THE RUC fired 6,002 plastic bullets in the North between Sunday, July 7th, when the Drumcree confrontation started, and yesterday morning, according to police statistics. This is the highest use of plastic bullets in the North since the hunger strikes 1981.
But the level of injuries and the claims of "indiscriminate use" have renewed the controversy over the use of plastic bullets in the North.
The Committee on the Administration of Justice (CAJ), the Northern Ireland Civil Liberties council, reported more than 150 plastic bullet injuries in weekend violence in Derry.
Ms Angela Hegarty said that she had seen imprints of plastic bullets on foreheads, faces, shoulders and legs. She believed the presence of the CAJ on the ground observing the situation had prevented further serious injuries.
At Altnagelvin Hospital in Derry, 74 people were treated and 23 were detained, the majority with plastic bullet injuries to the head. A man remains seriously ill in hospital in Belfast from a plastic bullet injury to the head after being transferred from Derry.

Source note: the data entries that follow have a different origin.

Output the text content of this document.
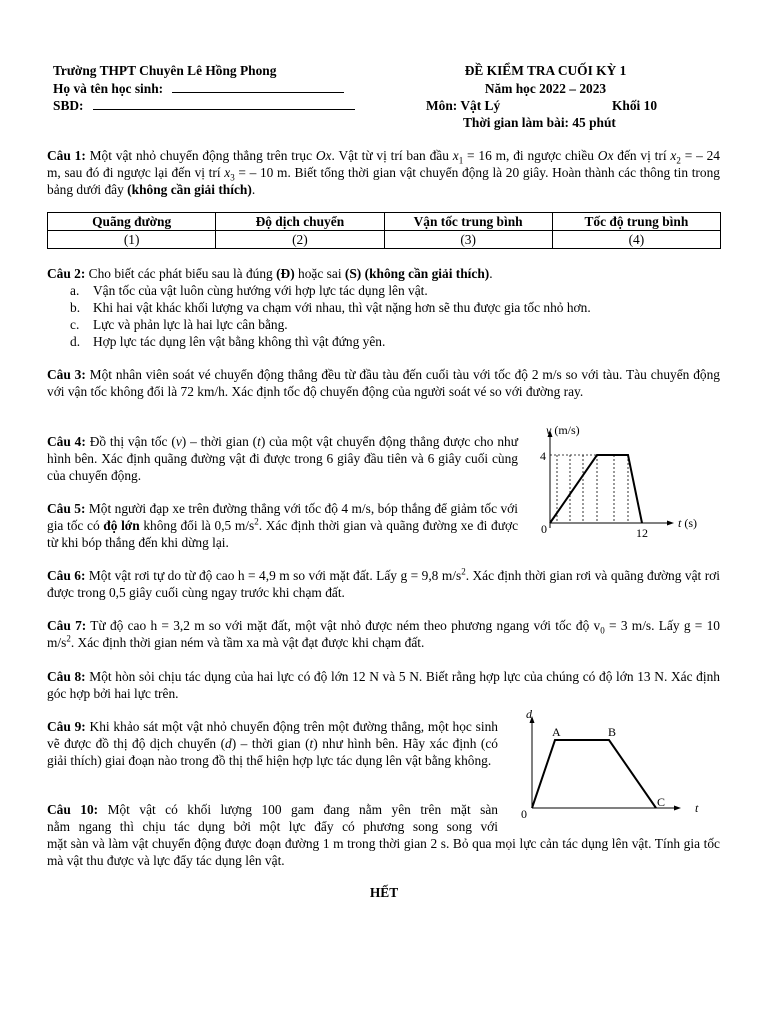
Trường THPT Chuyên Lê Hồng Phong
Họ và tên học sinh:
SBD:
ĐỀ KIỂM TRA CUỐI KỲ 1
Năm học 2022 – 2023
Môn: Vật Lý	Khối 10
Thời gian làm bài: 45 phút
Câu 1: Một vật nhỏ chuyển động thẳng trên trục Ox. Vật từ vị trí ban đầu $x_1 = 16$ m, đi ngược chiều Ox đến vị trí $x_2$ = – 24 m, sau đó đi ngược lại đến vị trí $x_3$ = – 10 m. Biết tổng thời gian vật chuyển động là 20 giây. Hoàn thành các thông tin trong bảng dưới đây (không cần giải thích).
Quãng đường	Độ dịch chuyển	Vận tốc trung bình	Tốc độ trung bình
(1)	(2)	(3)	(4)
Câu 2: Cho biết các phát biểu sau là đúng (Đ) hoặc sai (S) (không cần giải thích).
a. Vận tốc của vật luôn cùng hướng với hợp lực tác dụng lên vật.
b. Khi hai vật khác khối lượng va chạm với nhau, thì vật nặng hơn sẽ thu được gia tốc nhỏ hơn.
c. Lực và phản lực là hai lực cân bằng.
d. Hợp lực tác dụng lên vật bằng không thì vật đứng yên.
Câu 3: Một nhân viên soát vé chuyển động thẳng đều từ đầu tàu đến cuối tàu với tốc độ 2 m/s so với tàu. Tàu chuyển động với vận tốc không đổi là 72 km/h. Xác định tốc độ chuyển động của người soát vé so với đường ray.
Câu 4: Đồ thị vận tốc (v) – thời gian (t) của một vật chuyển động thẳng được cho như hình bên. Xác định quãng đường vật đi được trong 6 giây đầu tiên và 6 giây cuối cùng của chuyển động.
Câu 5: Một người đạp xe trên đường thẳng với tốc độ 4 m/s, bóp thắng để giảm tốc với gia tốc có độ lớn không đổi là 0,5 $m/s^2$. Xác định thời gian và quãng đường xe đi được từ khi bóp thắng đến khi dừng lại.
v (m/s)
4
0	12
t (s)
Câu 6: Một vật rơi tự do từ độ cao h = 4,9 m so với mặt đất. Lấy g = 9,8 $m/s^2$. Xác định thời gian rơi và quãng đường vật rơi được trong 0,5 giây cuối cùng ngay trước khi chạm đất.
Câu 7: Từ độ cao h = 3,2 m so với mặt đất, một vật nhỏ được ném theo phương ngang với tốc độ $v_0 = 3$ m/s. Lấy g = 10 $m/s^2$. Xác định thời gian ném và tầm xa mà vật đạt được khi chạm đất.
Câu 8: Một hòn sỏi chịu tác dụng của hai lực có độ lớn 12 N và 5 N. Biết rằng hợp lực của chúng có độ lớn 13 N. Xác định góc hợp bởi hai lực trên.
Câu 9: Khi khảo sát một vật nhỏ chuyển động trên một đường thẳng, một học sinh vẽ được đồ thị độ dịch chuyển (d) – thời gian (t) như hình bên. Hãy xác định (có giải thích) giai đoạn nào trong đồ thị thể hiện hợp lực tác dụng lên vật bằng không.
d
A	B
C
0	t
Câu 10: Một vật có khối lượng 100 gam đang nằm yên trên mặt sàn
nằm ngang thì chịu tác dụng bởi một lực đẩy có phương song song với
mặt sàn và làm vật chuyển động được đoạn đường 1 m trong thời gian 2 s. Bỏ qua mọi lực cản tác dụng lên vật. Tính gia tốc mà vật thu được và lực đẩy tác dụng lên vật.
HẾT
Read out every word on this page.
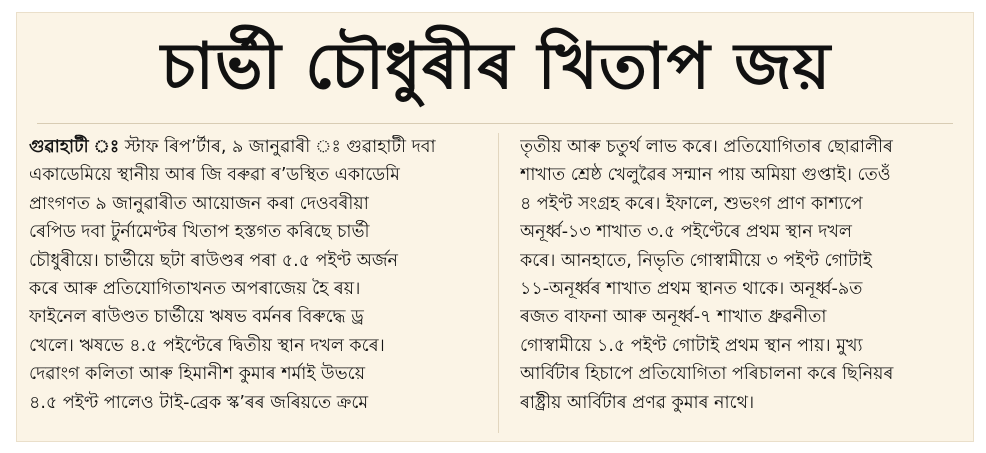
চাৰ্ভী চৌধুৰীৰ খিতাপ জয়
গুৱাহাটী ঃ স্টাফ ৰিপ’ৰ্টাৰ, ৯ জানুৱাৰী ঃ গুৱাহাটী দবা
একাডেমিয়ে স্থানীয় আৰ জি বৰুৱা ৰ’ডস্থিত একাডেমি
প্ৰাংগণত ৯ জানুৱাৰীত আয়োজন কৰা দেওবৰীয়া
ৰেপিড দবা টুৰ্নামেণ্টৰ খিতাপ হস্তগত কৰিছে চাৰ্ভী
চৌধুৰীয়ে। চাৰ্ভীয়ে ছটা ৰাউণ্ডৰ পৰা ৫.৫ পইণ্ট অৰ্জন
কৰে আৰু প্ৰতিযোগিতাখনত অপৰাজেয় হৈ ৰয়।
ফাইনেল ৰাউণ্ডত চাৰ্ভীয়ে ঋষভ বৰ্মনৰ বিৰুদ্ধে ড্ৰ
খেলে। ঋষভে ৪.৫ পইণ্টেৰে দ্বিতীয় স্থান দখল কৰে।
দেৱাংগ কলিতা আৰু হিমানীশ কুমাৰ শৰ্মাই উভয়ে
৪.৫ পইণ্ট পালেও টাই-ব্ৰেক স্ক’ৰৰ জৰিয়তে ক্ৰমে
তৃতীয় আৰু চতুৰ্থ লাভ কৰে। প্ৰতিযোগিতাৰ ছোৱালীৰ
শাখাত শ্ৰেষ্ঠ খেলুৱৈৰ সন্মান পায় অমিয়া গুপ্তাই। তেওঁ
৪ পইণ্ট সংগ্ৰহ কৰে। ইফালে, শুভংগ প্ৰাণ কাশ্যপে
অনূৰ্ধ্ব-১৩ শাখাত ৩.৫ পইণ্টেৰে প্ৰথম স্থান দখল
কৰে। আনহাতে, নিভৃতি গোস্বামীয়ে ৩ পইণ্ট গোটাই
১১-অনূৰ্ধ্বৰ শাখাত প্ৰথম স্থানত থাকে। অনূৰ্ধ্ব-৯ত
ৰজত বাফনা আৰু অনূৰ্ধ্ব-৭ শাখাত ধ্ৰুৱনীতা
গোস্বামীয়ে ১.৫ পইণ্ট গোটাই প্ৰথম স্থান পায়। মুখ্য
আৰ্বিটাৰ হিচাপে প্ৰতিযোগিতা পৰিচালনা কৰে ছিনিয়ৰ
ৰাষ্ট্ৰীয় আৰ্বিটাৰ প্ৰণৱ কুমাৰ নাথে।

Seven others are still being treated in hospital.
A further 31 people were treated in hospital in Letterkenny last night, the United Campaign Against Plastic Bullets held four demonstrations in various parts of Belfast, to protest against the "indiscriminate" use by police of plastic bullets.
The organisation has been lobbying since 1984 for the banning of plastic bullets, which have killed 17 people, and injured hundreds of others in the North. Plastic bullets are not sanctioned for use in Britain.
The group said that while it opposed the use of plastic bullets generally, it noted that their use by the RUC against nationalists was in "higher proportion than against loyalists".
The CAJ has also expressed serious concern that in certain areas of Derry "there was a large use of plastic bullets which was completely indiscriminate". There were allegations that police had fired on people coming out of fast food outlets and a disco.
An RUC spokesman said, however, that there was "strict and very tight control, even during the most vicious rioting". He also said that any complaints would be investigated thoroughly.
In any one year, the average number of plastic bullets fired is about 3,000. Comparable figures show that in 1981, the year of the hunger strike when there was serious street violence, the police fired 29,695 plastic bullets. In 1985, the year the Anglo Irish Agreement was signed, 1,100 rounds were fired.
On Saturday night/Sunday morning the committee counted 514 plastic bullets fired in Derry.
The United Campaign said there were three basic rules about the use of plastic bullets that they should never be fired above waist level, never less than 20 metres, away and never in a non-riot situation.
The organisation added that the police must have contravened the regulations given the serious head, chest and other injuries suffered during weekend incidents.
The RUC said that plastic bullets or baton rounds were used in accordance with the "principle of minimum and reasonable amount of force necessary in the protection of life and property, the preservation of the peace and the prevention and detection of crime".